Paralelamente a isso tudo, não muito distante, outro segmento social, menos numeroso e mais feliz da vida, morre de rir disso. Nunca trabalhou, nem tem uma profissão de verdade. Vive de trambiques, espertezas e safadezas, dentro ou fora do governo, mas sempre sob os auspícios do dinheiro público. É o pessoal que tem motorista particular ou dirige os seus próprios carros importados, mora em zona nobre, almoça em restaurante estrelado, bebe um bom malte escocês de 18 anos ou vinho da melhor safra, tem os filhos nas escolas internacionais, vive na ponte-aérea Rio-Paris, São Paulo-Nova York e Curitiba-Miami, e, se ficar doente, procura tratamento em São Paulo, no Sírio-Libanês ou no Albert Einstein. Nunca produziu nada em benefício da sociedade e nada fez pelo Brasil; apenas se vale dele. Mas é importante e está rico, talvez por isso mesmo. Amealha em um único “negócio” o que o sujeito da outra turma não consegue ganhar em um ano de trabalho duro. Bate ponto nas colunas sociais, recheia as revistas de celebridades e é recebido com tapete vermelho nos palácios de Brasília e nos ágapes do Paraná e do Brasil. Não paga impostos, é claro, porque era só o que faltava. Afinal, é ele que dá brilho ao país.

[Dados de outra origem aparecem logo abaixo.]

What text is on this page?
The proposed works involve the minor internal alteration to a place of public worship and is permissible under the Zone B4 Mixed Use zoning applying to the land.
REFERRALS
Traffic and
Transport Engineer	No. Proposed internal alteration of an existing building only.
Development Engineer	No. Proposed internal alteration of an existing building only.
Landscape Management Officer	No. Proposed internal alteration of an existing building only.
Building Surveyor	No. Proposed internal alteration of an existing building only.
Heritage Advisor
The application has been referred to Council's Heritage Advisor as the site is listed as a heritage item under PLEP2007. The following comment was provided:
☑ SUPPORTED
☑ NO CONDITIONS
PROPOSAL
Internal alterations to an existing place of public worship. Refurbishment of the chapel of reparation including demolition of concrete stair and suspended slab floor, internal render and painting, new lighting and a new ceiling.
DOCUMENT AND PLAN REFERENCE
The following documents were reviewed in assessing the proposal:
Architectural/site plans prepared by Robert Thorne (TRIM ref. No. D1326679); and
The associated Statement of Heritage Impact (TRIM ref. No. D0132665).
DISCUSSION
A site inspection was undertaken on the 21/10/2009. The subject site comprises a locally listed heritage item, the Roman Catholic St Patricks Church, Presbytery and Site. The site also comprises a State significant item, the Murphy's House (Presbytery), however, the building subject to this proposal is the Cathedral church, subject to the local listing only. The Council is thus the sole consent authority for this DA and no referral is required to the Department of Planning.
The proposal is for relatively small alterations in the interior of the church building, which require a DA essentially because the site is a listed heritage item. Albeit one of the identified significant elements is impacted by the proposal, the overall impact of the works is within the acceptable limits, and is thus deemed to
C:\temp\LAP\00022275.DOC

Em quantidade, é uma minoria dentro da nação, mas conhece o caminho das pedras, tem intimidade com o poder ou serve-se dele. E vai para frente, progride na vida. Sabe o leitor por quê? Porque a safadeza, a esperteza, a corrupção, a falta de caráter e de compostura, a falta de ética, a indecência, a violência, a ociosidade e a malandragem compensam no Brasil. Hoje mais do que nunca.

Na minha idade, não tenho mais esperança na mudança do cenário. Ao contrário, tudo indica que ele continuará dessa forma maldita. E em expansão.

Como brasileiros, que querem bem o Brasil, apesar de tudo, resta-nos apenas um consolo: a lição do saudoso e querido Rubem Alves, para quem “perdida uma esperança, outra nasce em seu lugar. Como o capim que brota sob a primeira chuva, depois da devastação da queimada…”. Oxalá!